Set against the backdrop of snow capped peaks, the charming mountain village of Breckenridge, Colorado contains a wealth of historic Victorian architecture. Now considered a world class ski resort, Breckenridge was originally a mining town that provided services for the profitable mining district that surrounded it.
It was during the summer of 1859, when miners discovered gold along the Blue River, that the development of the small Breckenridge community was established. While none of the original camp exists, the historic structures that remain are marvelous building archetypes of a town born from the gold fever era.
Along the Main Street, facades display architectural ideals of the Victorian age of this once mining town now resurrected as a resort ski village. The town’s period of historic significance spans from its settlement in 1859 to the closure of the last gold dredging operation in 1942.
In 1980, the Secretary of the Interior designated the greatest concentration of the town’s historic structures as a Local National Register Historic District. The over 300 significant structures are protected through development and design standards that insure compatible infill construction.
Typical false front, painted clapboard commercial buildings along Main Street.
The merchants wealth is evident in the Victorian details of the widow’s walk and adjoining tower with stained glass windows.
Known as a “rough and ready” town, built for function, Breckenridge does boast some elaborately detailed structures.

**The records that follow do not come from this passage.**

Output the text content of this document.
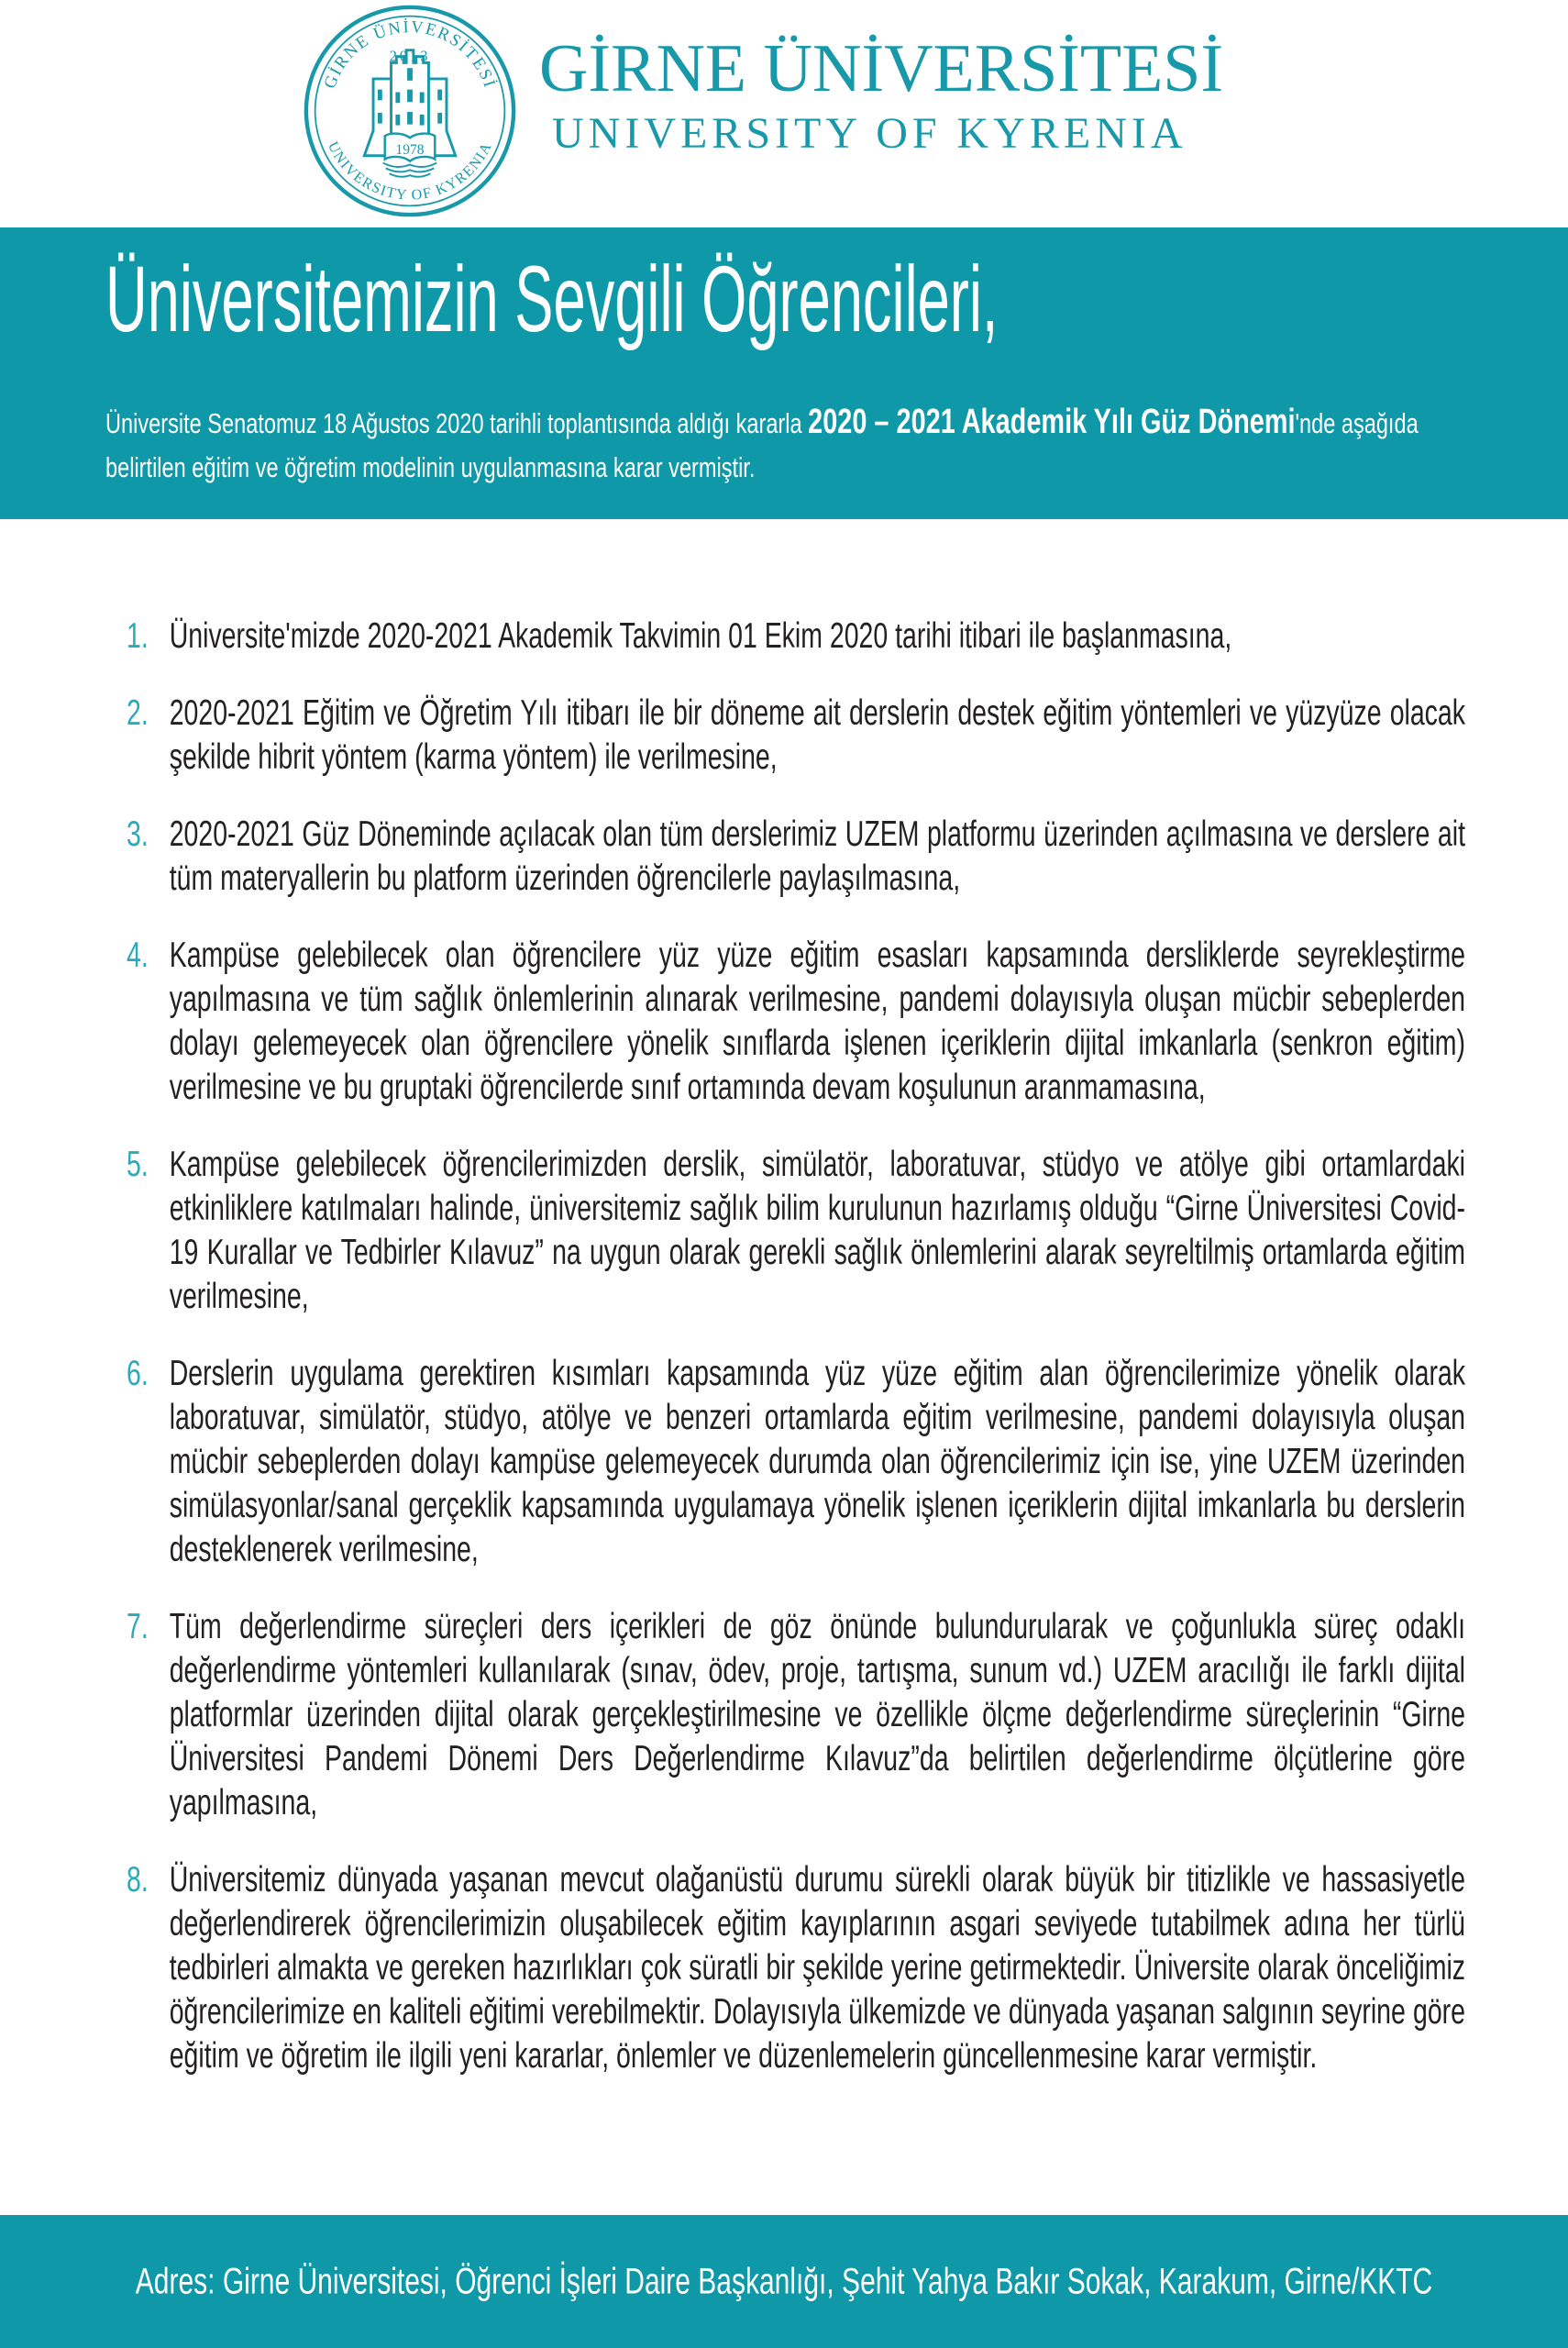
GİRNE ÜNİVERSİTESİ
2013
1978
UNIVERSITY OF KYRENIA
GİRNE ÜNİVERSİTESİ
UNIVERSITY OF KYRENIA
Üniversitemizin Sevgili Öğrencileri,
Üniversite Senatomuz 18 Ağustos 2020 tarihli toplantısında aldığı kararla 2020 – 2021 Akademik Yılı Güz Dönemi'nde aşağıda belirtilen eğitim ve öğretim modelinin uygulanmasına karar vermiştir.
1. Üniversite'mizde 2020-2021 Akademik Takvimin 01 Ekim 2020 tarihi itibari ile başlanmasına,
2. 2020-2021 Eğitim ve Öğretim Yılı itibarı ile bir döneme ait derslerin destek eğitim yöntemleri ve yüzyüze olacak şekilde hibrit yöntem (karma yöntem) ile verilmesine,
3. 2020-2021 Güz Döneminde açılacak olan tüm derslerimiz UZEM platformu üzerinden açılmasına ve derslere ait tüm materyallerin bu platform üzerinden öğrencilerle paylaşılmasına,
4. Kampüse gelebilecek olan öğrencilere yüz yüze eğitim esasları kapsamında dersliklerde seyrekleştirme yapılmasına ve tüm sağlık önlemlerinin alınarak verilmesine, pandemi dolayısıyla oluşan mücbir sebeplerden dolayı gelemeyecek olan öğrencilere yönelik sınıflarda işlenen içeriklerin dijital imkanlarla (senkron eğitim) verilmesine ve bu gruptaki öğrencilerde sınıf ortamında devam koşulunun aranmamasına,
5. Kampüse gelebilecek öğrencilerimizden derslik, simülatör, laboratuvar, stüdyo ve atölye gibi ortamlardaki etkinliklere katılmaları halinde, üniversitemiz sağlık bilim kurulunun hazırlamış olduğu “Girne Üniversitesi Covid-19 Kurallar ve Tedbirler Kılavuz” na uygun olarak gerekli sağlık önlemlerini alarak seyreltilmiş ortamlarda eğitim verilmesine,
6. Derslerin uygulama gerektiren kısımları kapsamında yüz yüze eğitim alan öğrencilerimize yönelik olarak laboratuvar, simülatör, stüdyo, atölye ve benzeri ortamlarda eğitim verilmesine, pandemi dolayısıyla oluşan mücbir sebeplerden dolayı kampüse gelemeyecek durumda olan öğrencilerimiz için ise, yine UZEM üzerinden simülasyonlar/sanal gerçeklik kapsamında uygulamaya yönelik işlenen içeriklerin dijital imkanlarla bu derslerin desteklenerek verilmesine,
7. Tüm değerlendirme süreçleri ders içerikleri de göz önünde bulundurularak ve çoğunlukla süreç odaklı değerlendirme yöntemleri kullanılarak (sınav, ödev, proje, tartışma, sunum vd.) UZEM aracılığı ile farklı dijital platformlar üzerinden dijital olarak gerçekleştirilmesine ve özellikle ölçme değerlendirme süreçlerinin “Girne Üniversitesi Pandemi Dönemi Ders Değerlendirme Kılavuz”da belirtilen değerlendirme ölçütlerine göre yapılmasına,
8. Üniversitemiz dünyada yaşanan mevcut olağanüstü durumu sürekli olarak büyük bir titizlikle ve hassasiyetle değerlendirerek öğrencilerimizin oluşabilecek eğitim kayıplarının asgari seviyede tutabilmek adına her türlü tedbirleri almakta ve gereken hazırlıkları çok süratli bir şekilde yerine getirmektedir. Üniversite olarak önceliğimiz öğrencilerimize en kaliteli eğitimi verebilmektir. Dolayısıyla ülkemizde ve dünyada yaşanan salgının seyrine göre eğitim ve öğretim ile ilgili yeni kararlar, önlemler ve düzenlemelerin güncellenmesine karar vermiştir.
Adres: Girne Üniversitesi, Öğrenci İşleri Daire Başkanlığı, Şehit Yahya Bakır Sokak, Karakum, Girne/KKTC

A wide variety of building ornamentation can be found including brackets, decorative window surrounds and ornamental cornices.

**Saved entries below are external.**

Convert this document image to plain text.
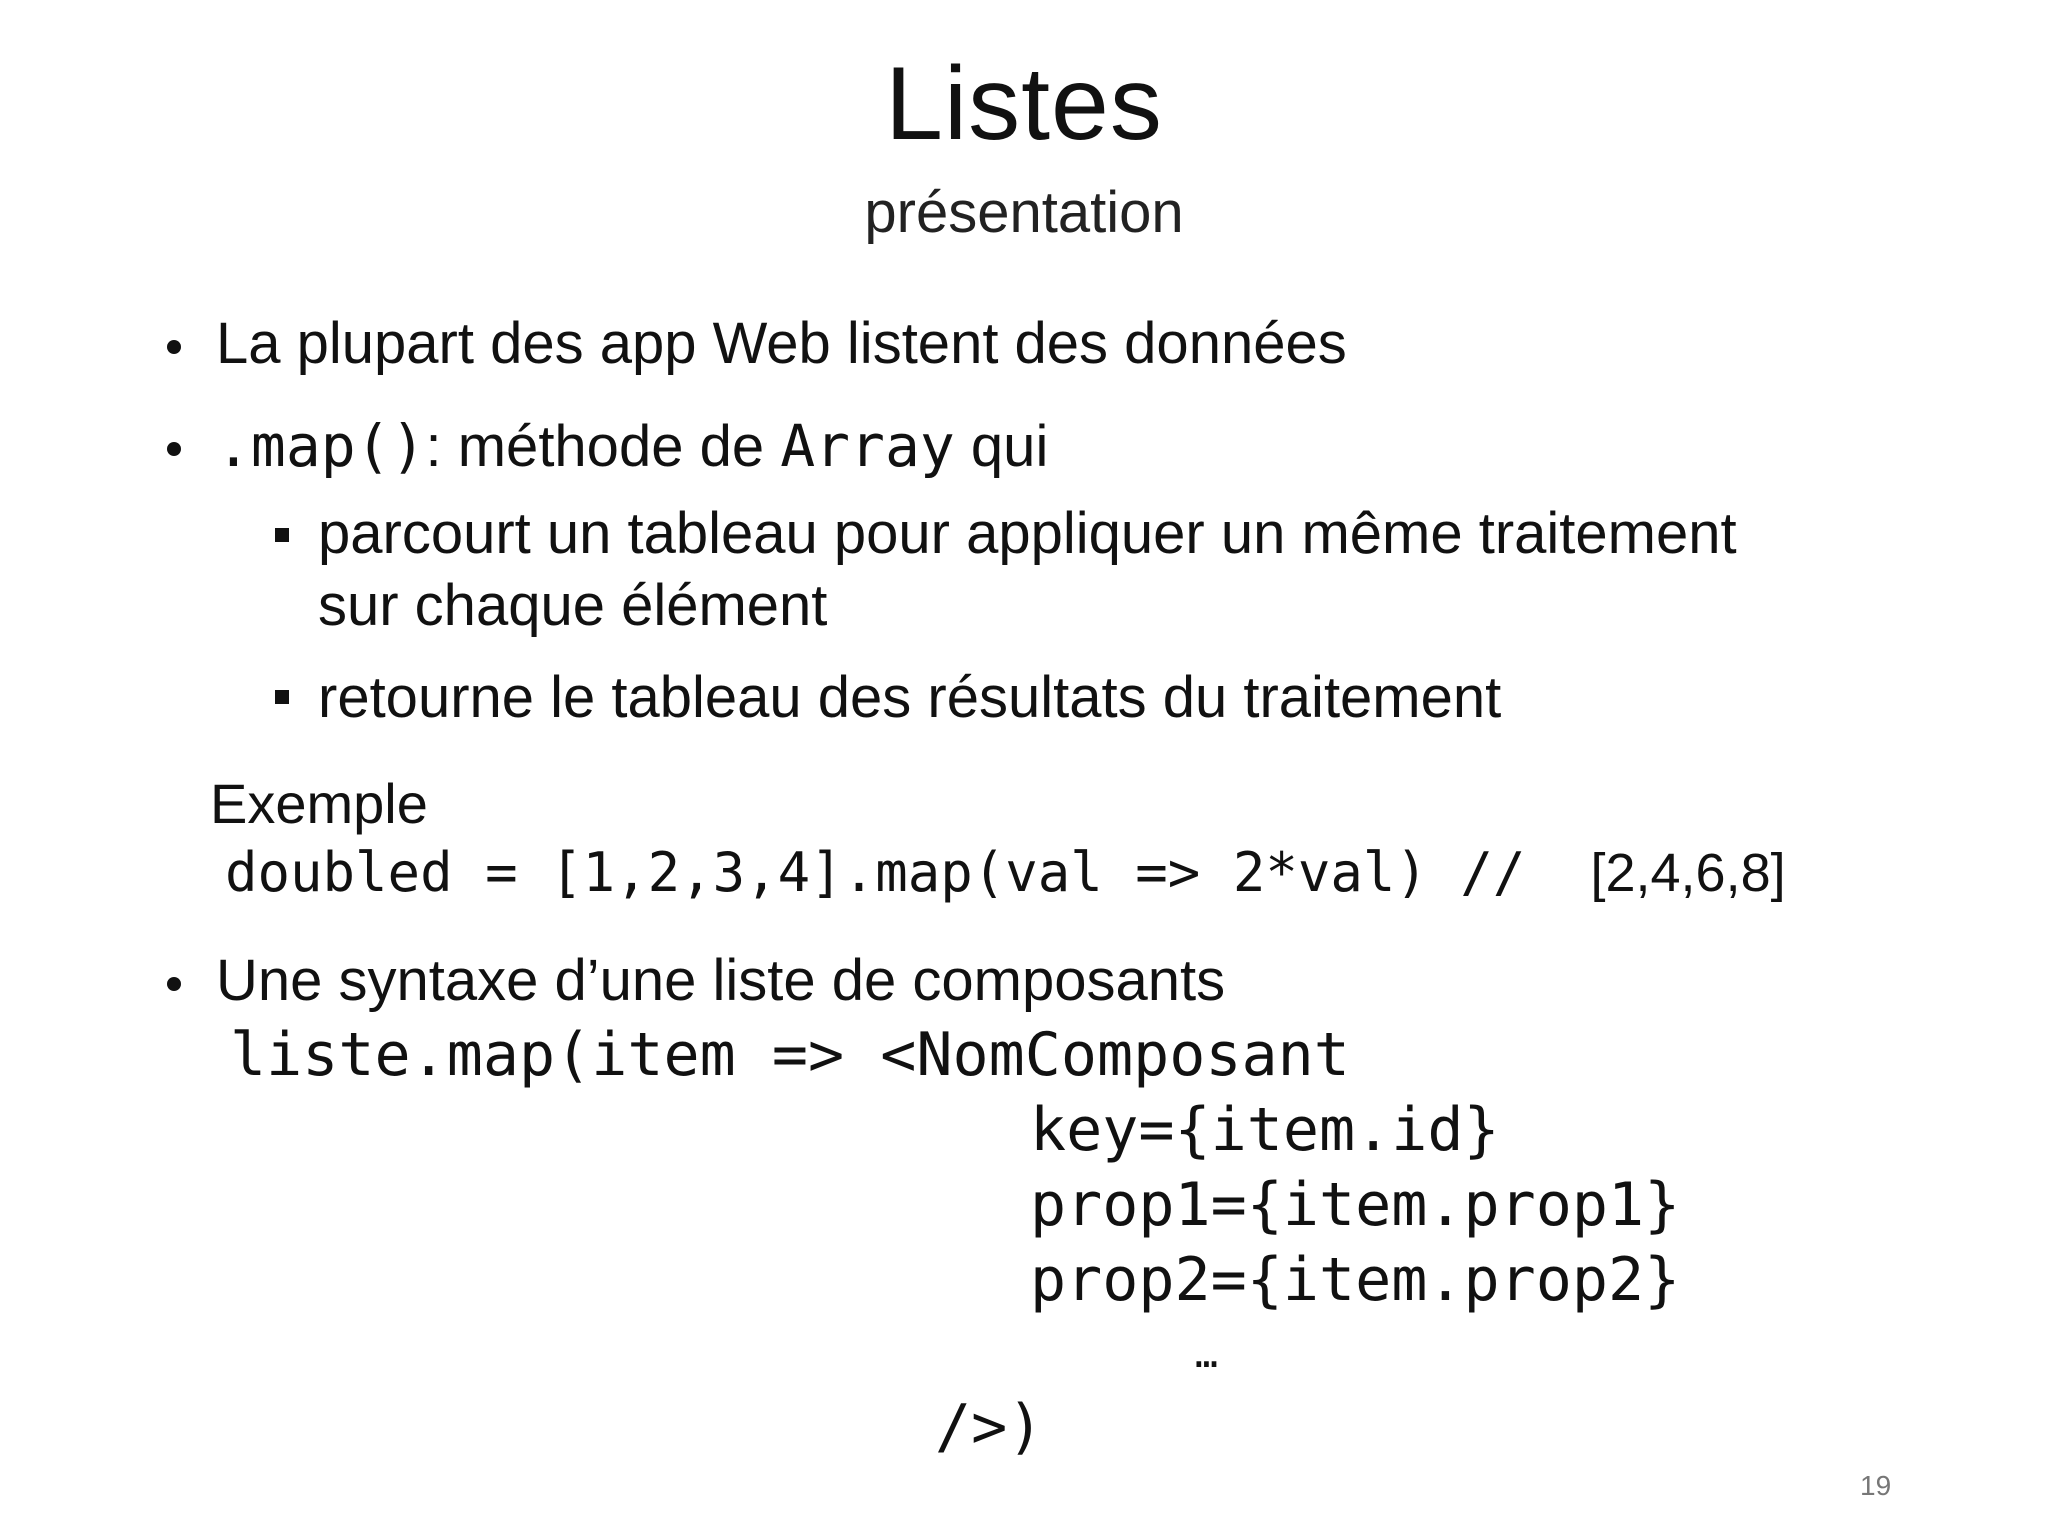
Listes
présentation
La plupart des app Web listent des données
.map(): méthode de Array qui
parcourt un tableau pour appliquer un même traitement
sur chaque élément
retourne le tableau des résultats du traitement
Exemple
doubled = [1,2,3,4].map(val => 2*val) // [2,4,6,8]
Une syntaxe d’une liste de composants
liste.map(item => <NomComposant
key={item.id}
prop1={item.prop1}
prop2={item.prop2}
…
/>)
19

Victorian filigree and whimsy is evident on this facade
In keeping with the Victorian edict of saturated color in multiple intense shades, residences and business alike flaunt eye popping color schemes.

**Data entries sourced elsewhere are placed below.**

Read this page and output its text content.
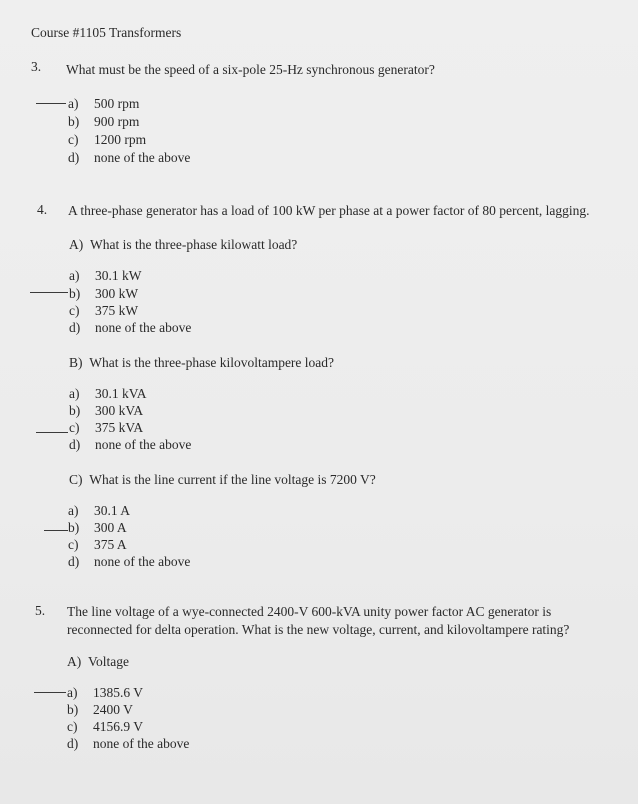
Course #1105 Transformers
3. What must be the speed of a six-pole 25-Hz synchronous generator?
a) 500 rpm
b) 900 rpm
c) 1200 rpm
d) none of the above
4. A three-phase generator has a load of 100 kW per phase at a power factor of 80 percent, lagging.
A) What is the three-phase kilowatt load?
a) 30.1 kW
b) 300 kW
c) 375 kW
d) none of the above
B) What is the three-phase kilovoltampere load?
a) 30.1 kVA
b) 300 kVA
c) 375 kVA
d) none of the above
C) What is the line current if the line voltage is 7200 V?
a) 30.1 A
b) 300 A
c) 375 A
d) none of the above
5. The line voltage of a wye-connected 2400-V 600-kVA unity power factor AC generator is
reconnected for delta operation. What is the new voltage, current, and kilovoltampere rating?
A) Voltage
a) 1385.6 V
b) 2400 V
c) 4156.9 V
d) none of the above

Both economic activity and population declined with the cessation of mining although Breckenridge, as the Summit County seat, never became a ghost town. In 1961, Rounds and Porter Lumber Company of Wichita, Kansas opened a new ski area breathing new life into the mountain town.
The town of Breckenridge is a celebrated example of preserving the past while maintaining a viable purpose.
Mr. H says: Architecture can be considered frozen music-Enjoy!